Early complications include those involving the bowel, such as obstruction, anastomotic leak, and ileus. Ileus can occur in up to 20% of cases and is often the reason for prolonged hospital admission. The urinary leak is also important to consider and accounts for about 7% of complications. This often occurs due to tension at the anastomosis
Delayed complications include those involving the newly formed stoma, such as parastomal hernia, retraction or stenosis, and bleeding. Frequent urinary tract infection (UTI) can often be a problem for patients, and up to 6% end up dying from end-stage renal failure. These patients are also predisposed to developing renal stones, and ultrasound (USS) imaging can detect this. Metabolic complications can be of significant consequence; hence regular follow-up is needed to ensure electrolytes are normal, and the patient is not acidotic.
Patients can struggle with the psychological impact of living with a stoma and should be appropriately counseled beforehand.

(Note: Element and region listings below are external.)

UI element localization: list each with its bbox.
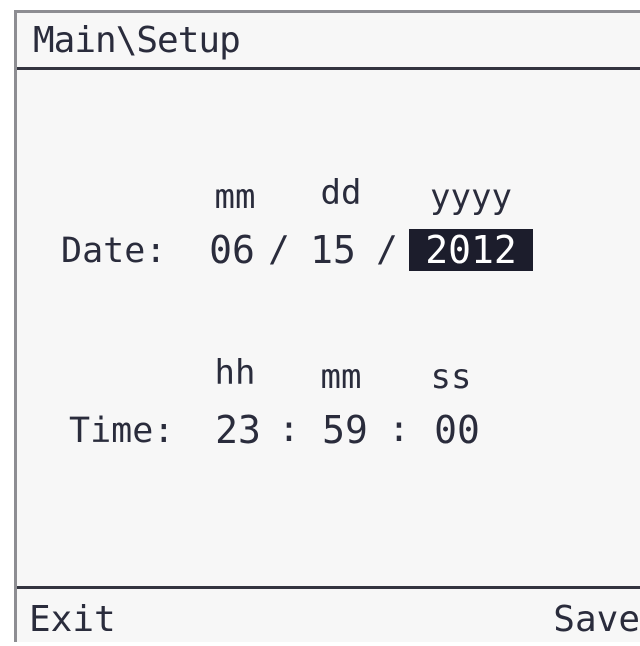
date-year-header: yyyy <box>430 177 512 217</box>
time-hours-field[interactable]: 23 <box>203 409 273 451</box>
date-label: Date: <box>61 231 167 271</box>
time-separator: : <box>278 409 300 450</box>
time-minutes-field[interactable]: 59 <box>305 409 385 451</box>
date-month-header: mm <box>214 177 256 217</box>
lcd-screen: Main\Setup mm dd yyyy Date: 06 / 15 / 20… <box>14 10 640 642</box>
page-title: Main\Setup <box>33 20 241 61</box>
time-separator: : <box>388 409 410 450</box>
softkey-bar: Exit Save <box>17 586 640 646</box>
exit-softkey[interactable]: Exit <box>29 599 116 641</box>
time-seconds-header: ss <box>430 357 472 397</box>
date-day-field[interactable]: 15 <box>293 229 373 271</box>
save-softkey[interactable]: Save <box>553 599 640 641</box>
date-separator: / <box>376 229 398 270</box>
time-seconds-field[interactable]: 00 <box>417 409 497 451</box>
date-year-field[interactable]: 2012 <box>409 229 533 271</box>
time-minutes-header: mm <box>320 357 362 397</box>
date-separator: / <box>268 229 290 270</box>
date-day-header: dd <box>320 173 362 213</box>
date-month-field[interactable]: 06 <box>197 229 267 271</box>
title-bar: Main\Setup <box>17 13 640 70</box>
time-label: Time: <box>69 411 175 451</box>
time-hours-header: hh <box>214 353 256 393</box>
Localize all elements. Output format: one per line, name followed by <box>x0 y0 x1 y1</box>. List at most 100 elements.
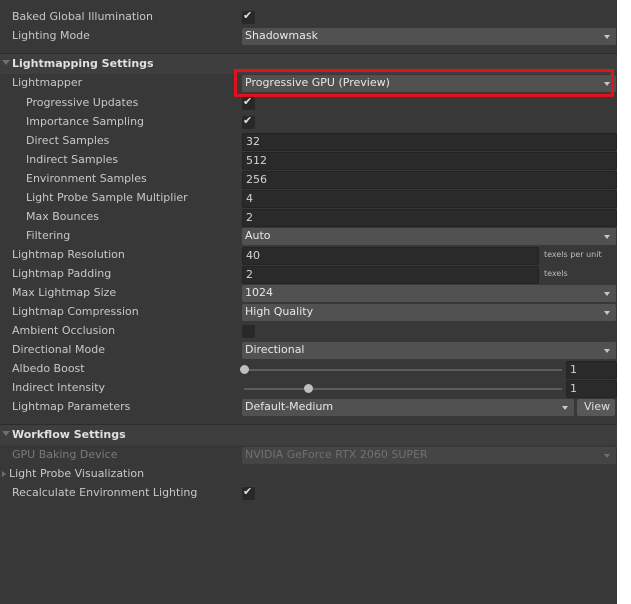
indirect-samples-row: Indirect Samples 512 <box>0 151 617 170</box>
importance-sampling-label: Importance Sampling <box>26 115 145 128</box>
light-probe-viz-row[interactable]: Light Probe Visualization <box>0 465 617 484</box>
lighting-mode-row: Lighting Mode Shadowmask <box>0 27 617 46</box>
lightmap-parameters-row: Lightmap Parameters Default-Medium View <box>0 398 617 417</box>
direct-samples-row: Direct Samples 32 <box>0 132 617 151</box>
lightmap-resolution-row: Lightmap Resolution 40 texels per unit <box>0 246 617 265</box>
lightmap-parameters-label: Lightmap Parameters <box>12 400 131 413</box>
filtering-row: Filtering Auto <box>0 227 617 246</box>
indirect-intensity-value: 1 <box>570 382 577 395</box>
ambient-occlusion-label: Ambient Occlusion <box>12 324 116 337</box>
checkmark-icon: ✔ <box>243 9 253 22</box>
importance-sampling-checkbox[interactable]: ✔ <box>242 114 255 129</box>
light-probe-multiplier-value: 4 <box>246 192 253 205</box>
max-bounces-row: Max Bounces 2 <box>0 208 617 227</box>
indirect-intensity-field[interactable]: 1 <box>566 380 617 398</box>
checkmark-icon: ✔ <box>243 485 253 498</box>
recalc-env-row: Recalculate Environment Lighting ✔ <box>0 484 617 503</box>
indirect-samples-field[interactable]: 512 <box>242 152 617 170</box>
filtering-value: Auto <box>245 229 271 242</box>
max-bounces-field[interactable]: 2 <box>242 209 617 227</box>
directional-mode-row: Directional Mode Directional <box>0 341 617 360</box>
chevron-down-icon <box>604 292 610 296</box>
lightmap-parameters-value: Default-Medium <box>245 400 334 413</box>
progressive-updates-checkbox[interactable]: ✔ <box>242 95 255 110</box>
lighting-mode-label: Lighting Mode <box>12 29 90 42</box>
direct-samples-value: 32 <box>246 135 260 148</box>
lightmap-compression-label: Lightmap Compression <box>12 305 139 318</box>
direct-samples-label: Direct Samples <box>26 134 110 147</box>
lighting-settings-panel: Baked Global Illumination ✔ Lighting Mod… <box>0 0 617 604</box>
baked-gi-checkbox[interactable]: ✔ <box>242 9 255 24</box>
lightmap-resolution-unit: texels per unit <box>544 250 602 259</box>
lightmap-padding-unit: texels <box>544 269 568 278</box>
lightmapper-value: Progressive GPU (Preview) <box>245 76 390 89</box>
chevron-down-icon <box>604 311 610 315</box>
environment-samples-label: Environment Samples <box>26 172 147 185</box>
lightmap-compression-row: Lightmap Compression High Quality <box>0 303 617 322</box>
max-lightmap-size-label: Max Lightmap Size <box>12 286 117 299</box>
chevron-down-icon <box>604 454 610 458</box>
gpu-device-value: NVIDIA GeForce RTX 2060 SUPER <box>245 448 428 461</box>
albedo-boost-value: 1 <box>570 363 577 376</box>
albedo-boost-slider[interactable] <box>244 369 562 371</box>
lightmap-resolution-label: Lightmap Resolution <box>12 248 125 261</box>
max-bounces-label: Max Bounces <box>26 210 100 223</box>
filtering-dropdown[interactable]: Auto <box>242 228 616 245</box>
lightmap-padding-label: Lightmap Padding <box>12 267 112 280</box>
indirect-intensity-row: Indirect Intensity 1 <box>0 379 617 398</box>
environment-samples-field[interactable]: 256 <box>242 171 617 189</box>
fold-down-icon <box>2 431 10 436</box>
lightmapping-settings-header[interactable]: Lightmapping Settings <box>0 53 617 74</box>
lightmapper-row: Lightmapper Progressive GPU (Preview) <box>0 74 617 93</box>
baked-gi-row: Baked Global Illumination ✔ <box>0 8 617 27</box>
lightmap-padding-row: Lightmap Padding 2 texels <box>0 265 617 284</box>
fold-right-icon[interactable] <box>2 471 6 477</box>
importance-sampling-row: Importance Sampling ✔ <box>0 113 617 132</box>
lightmap-resolution-field[interactable]: 40 <box>242 247 539 265</box>
lightmap-padding-field[interactable]: 2 <box>242 266 539 284</box>
checkmark-icon: ✔ <box>243 95 253 108</box>
lightmap-parameters-dropdown[interactable]: Default-Medium <box>242 399 574 416</box>
lightmapper-label: Lightmapper <box>12 76 83 89</box>
lightmap-compression-dropdown[interactable]: High Quality <box>242 304 616 321</box>
indirect-intensity-slider[interactable] <box>244 388 562 390</box>
albedo-boost-label: Albedo Boost <box>12 362 85 375</box>
workflow-settings-header[interactable]: Workflow Settings <box>0 424 617 445</box>
recalc-env-checkbox[interactable]: ✔ <box>242 485 255 500</box>
ambient-occlusion-row: Ambient Occlusion <box>0 322 617 341</box>
lightmap-resolution-value: 40 <box>246 249 260 262</box>
light-probe-viz-label: Light Probe Visualization <box>9 467 145 480</box>
environment-samples-row: Environment Samples 256 <box>0 170 617 189</box>
progressive-updates-row: Progressive Updates ✔ <box>0 94 617 113</box>
chevron-down-icon <box>604 235 610 239</box>
albedo-boost-row: Albedo Boost 1 <box>0 360 617 379</box>
albedo-boost-slider-handle[interactable] <box>240 365 249 374</box>
view-button-label: View <box>584 400 611 413</box>
lightmapping-settings-title: Lightmapping Settings <box>12 57 154 70</box>
ambient-occlusion-checkbox[interactable] <box>242 325 255 338</box>
filtering-label: Filtering <box>26 229 71 242</box>
albedo-boost-field[interactable]: 1 <box>566 361 617 379</box>
gpu-device-dropdown: NVIDIA GeForce RTX 2060 SUPER <box>242 447 616 464</box>
direct-samples-field[interactable]: 32 <box>242 133 617 151</box>
indirect-samples-label: Indirect Samples <box>26 153 119 166</box>
light-probe-multiplier-field[interactable]: 4 <box>242 190 617 208</box>
max-bounces-value: 2 <box>246 211 253 224</box>
gpu-device-row: GPU Baking Device NVIDIA GeForce RTX 206… <box>0 446 617 465</box>
window-edge <box>617 0 631 604</box>
max-lightmap-size-dropdown[interactable]: 1024 <box>242 285 616 302</box>
chevron-down-icon <box>604 82 610 86</box>
view-button[interactable]: View <box>577 399 615 416</box>
lighting-mode-dropdown[interactable]: Shadowmask <box>242 28 616 45</box>
chevron-down-icon <box>604 349 610 353</box>
recalc-env-label: Recalculate Environment Lighting <box>12 486 198 499</box>
indirect-intensity-slider-handle[interactable] <box>303 384 313 393</box>
gpu-device-label: GPU Baking Device <box>12 448 118 461</box>
lightmap-padding-value: 2 <box>246 268 253 281</box>
fold-down-icon <box>2 60 10 65</box>
lightmapper-dropdown[interactable]: Progressive GPU (Preview) <box>242 75 616 92</box>
light-probe-multiplier-row: Light Probe Sample Multiplier 4 <box>0 189 617 208</box>
workflow-settings-title: Workflow Settings <box>12 428 126 441</box>
directional-mode-label: Directional Mode <box>12 343 105 356</box>
directional-mode-dropdown[interactable]: Directional <box>242 342 616 359</box>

Resection of a part of the subterminal ileum for the construction of an ileal conduit can lead to patients developing vitamin B12 deficiency. This is because the terminal ileum is the predominant site of absorption of micronutrients such as B12 and magnesium. This is not usually seen for a few years post-operatively as the body has a large reserve of vitamin B12. This increases a patient's risk of macrocytic or megaloblastic anemia and subacute combined degeneration of the spinal cord. Levels should be checked at follow up appointments every 6-12 months. To reduce the risk of this complication, it is taught to avoid using large terminal ileum segments. This is especially important in patients with an ileal disease such as Crohn's disease.
Another complication is metabolic hyperchloraemic acidosis, which can occur in up to 15% of patients, especially in those patients with impaired renal function. These patients require regular blood tests to detect metabolic abnormalities, up to 15 years post-operatively, as they are at risk of conditions such as osteomalacia.

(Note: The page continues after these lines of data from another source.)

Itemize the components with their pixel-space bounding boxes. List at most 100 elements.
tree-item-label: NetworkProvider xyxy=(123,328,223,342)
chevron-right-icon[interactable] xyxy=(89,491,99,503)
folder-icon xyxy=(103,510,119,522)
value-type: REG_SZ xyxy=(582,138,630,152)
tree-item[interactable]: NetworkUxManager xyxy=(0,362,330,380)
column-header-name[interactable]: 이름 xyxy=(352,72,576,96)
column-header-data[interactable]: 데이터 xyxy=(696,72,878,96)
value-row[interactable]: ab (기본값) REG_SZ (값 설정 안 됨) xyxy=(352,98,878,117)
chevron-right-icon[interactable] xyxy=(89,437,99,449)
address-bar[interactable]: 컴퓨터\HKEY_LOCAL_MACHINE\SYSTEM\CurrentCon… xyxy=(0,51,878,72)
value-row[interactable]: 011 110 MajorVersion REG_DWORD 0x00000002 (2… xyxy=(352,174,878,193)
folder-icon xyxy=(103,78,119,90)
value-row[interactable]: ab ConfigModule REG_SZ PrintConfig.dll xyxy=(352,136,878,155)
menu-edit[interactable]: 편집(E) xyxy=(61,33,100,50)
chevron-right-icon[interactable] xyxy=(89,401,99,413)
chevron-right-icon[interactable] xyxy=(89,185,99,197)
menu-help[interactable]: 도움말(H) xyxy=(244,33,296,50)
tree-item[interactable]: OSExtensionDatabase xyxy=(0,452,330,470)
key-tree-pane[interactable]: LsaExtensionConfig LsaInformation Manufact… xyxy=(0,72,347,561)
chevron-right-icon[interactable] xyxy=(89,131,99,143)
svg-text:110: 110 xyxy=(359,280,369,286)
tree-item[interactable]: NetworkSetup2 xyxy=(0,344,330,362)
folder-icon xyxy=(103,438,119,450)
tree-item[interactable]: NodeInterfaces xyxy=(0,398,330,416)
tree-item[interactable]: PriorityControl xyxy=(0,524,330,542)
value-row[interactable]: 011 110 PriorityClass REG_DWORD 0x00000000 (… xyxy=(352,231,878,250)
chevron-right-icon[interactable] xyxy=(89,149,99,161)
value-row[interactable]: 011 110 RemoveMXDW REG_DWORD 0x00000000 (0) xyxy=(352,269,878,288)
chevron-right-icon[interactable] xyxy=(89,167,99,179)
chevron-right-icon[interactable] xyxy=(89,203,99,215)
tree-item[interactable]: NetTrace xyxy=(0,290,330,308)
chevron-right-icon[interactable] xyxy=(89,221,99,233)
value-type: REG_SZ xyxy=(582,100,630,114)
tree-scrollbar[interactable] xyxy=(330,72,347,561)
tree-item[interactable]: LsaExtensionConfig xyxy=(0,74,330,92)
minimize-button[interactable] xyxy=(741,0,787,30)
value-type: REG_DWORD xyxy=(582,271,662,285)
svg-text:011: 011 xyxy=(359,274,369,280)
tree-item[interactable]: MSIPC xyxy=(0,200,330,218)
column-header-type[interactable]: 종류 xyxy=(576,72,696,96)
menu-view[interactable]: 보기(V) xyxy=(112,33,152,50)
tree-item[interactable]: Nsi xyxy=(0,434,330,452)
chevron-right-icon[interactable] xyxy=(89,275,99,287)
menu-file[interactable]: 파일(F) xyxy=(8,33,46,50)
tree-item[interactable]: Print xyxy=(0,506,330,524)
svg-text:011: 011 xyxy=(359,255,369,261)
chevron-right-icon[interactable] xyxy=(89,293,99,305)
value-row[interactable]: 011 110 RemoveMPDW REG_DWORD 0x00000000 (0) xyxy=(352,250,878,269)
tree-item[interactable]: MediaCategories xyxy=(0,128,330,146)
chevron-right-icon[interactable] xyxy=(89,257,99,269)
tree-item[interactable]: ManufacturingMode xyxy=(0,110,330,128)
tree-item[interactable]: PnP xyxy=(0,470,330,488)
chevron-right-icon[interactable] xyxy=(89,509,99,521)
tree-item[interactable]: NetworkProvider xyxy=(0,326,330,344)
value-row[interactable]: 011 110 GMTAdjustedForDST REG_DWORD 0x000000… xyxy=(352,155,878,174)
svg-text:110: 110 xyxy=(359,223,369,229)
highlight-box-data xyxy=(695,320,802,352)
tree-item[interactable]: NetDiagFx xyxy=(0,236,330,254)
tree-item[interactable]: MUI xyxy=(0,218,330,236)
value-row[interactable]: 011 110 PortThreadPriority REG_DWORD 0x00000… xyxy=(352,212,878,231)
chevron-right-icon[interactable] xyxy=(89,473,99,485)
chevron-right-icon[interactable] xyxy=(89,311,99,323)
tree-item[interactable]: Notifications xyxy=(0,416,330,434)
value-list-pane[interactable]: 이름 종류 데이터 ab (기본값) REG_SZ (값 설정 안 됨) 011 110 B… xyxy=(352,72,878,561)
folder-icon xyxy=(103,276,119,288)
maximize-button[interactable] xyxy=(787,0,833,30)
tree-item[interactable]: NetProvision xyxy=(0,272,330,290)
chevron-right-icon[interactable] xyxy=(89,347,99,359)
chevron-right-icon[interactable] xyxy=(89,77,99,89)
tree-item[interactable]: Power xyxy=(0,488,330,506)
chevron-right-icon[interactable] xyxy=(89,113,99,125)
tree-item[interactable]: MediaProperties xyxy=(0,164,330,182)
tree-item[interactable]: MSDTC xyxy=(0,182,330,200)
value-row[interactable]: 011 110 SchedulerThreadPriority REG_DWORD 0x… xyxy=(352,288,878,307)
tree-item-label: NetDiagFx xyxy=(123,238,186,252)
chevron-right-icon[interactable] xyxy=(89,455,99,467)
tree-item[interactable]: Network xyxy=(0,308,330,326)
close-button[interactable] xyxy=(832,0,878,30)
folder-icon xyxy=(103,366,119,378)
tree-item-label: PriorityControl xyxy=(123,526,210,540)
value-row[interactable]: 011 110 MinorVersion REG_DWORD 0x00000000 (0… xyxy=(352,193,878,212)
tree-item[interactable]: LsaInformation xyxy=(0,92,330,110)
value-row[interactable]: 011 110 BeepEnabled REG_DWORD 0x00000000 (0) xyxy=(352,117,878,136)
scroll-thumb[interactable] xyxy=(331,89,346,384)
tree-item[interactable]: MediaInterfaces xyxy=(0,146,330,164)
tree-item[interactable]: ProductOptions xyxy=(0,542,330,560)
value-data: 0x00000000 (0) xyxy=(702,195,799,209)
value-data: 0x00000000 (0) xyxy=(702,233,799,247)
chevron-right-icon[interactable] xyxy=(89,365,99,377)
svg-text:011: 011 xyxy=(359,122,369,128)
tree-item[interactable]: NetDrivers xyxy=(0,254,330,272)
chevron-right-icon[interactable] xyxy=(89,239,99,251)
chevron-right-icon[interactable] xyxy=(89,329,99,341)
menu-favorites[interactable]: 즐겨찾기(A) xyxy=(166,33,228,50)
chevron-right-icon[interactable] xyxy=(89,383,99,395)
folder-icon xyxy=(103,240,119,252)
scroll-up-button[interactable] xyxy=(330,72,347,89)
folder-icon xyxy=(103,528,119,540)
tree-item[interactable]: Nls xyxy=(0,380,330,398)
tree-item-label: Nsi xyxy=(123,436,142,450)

Enhancing Healthcare Team Outcomes
Despite the numerous papers in the literature, there is conflicting evidence and no clear advantage in the quality of life of orthoptic diversions over incontinent diversions. Psychosocial factors are an important consideration for patients undergoing this surgery. Up to two-thirds of patients with an ileal conduit require help from their spouse or another caretaker to take care of their appliance and urostomy, but with an aging population, many older people live alone with no one to help take care of them.
Due to stoma related skin excoriation, stoma care is critical to prevent complications and associated decreases in quality of life. The patient journey from diagnosis through treatment and subsequent follow-up is challenging, and a support system is vital for successful patient outcomes. Preoperative counseling and shared decision making are vital with each individual's social factors taken into consideration as they can drastically influence treatment plans.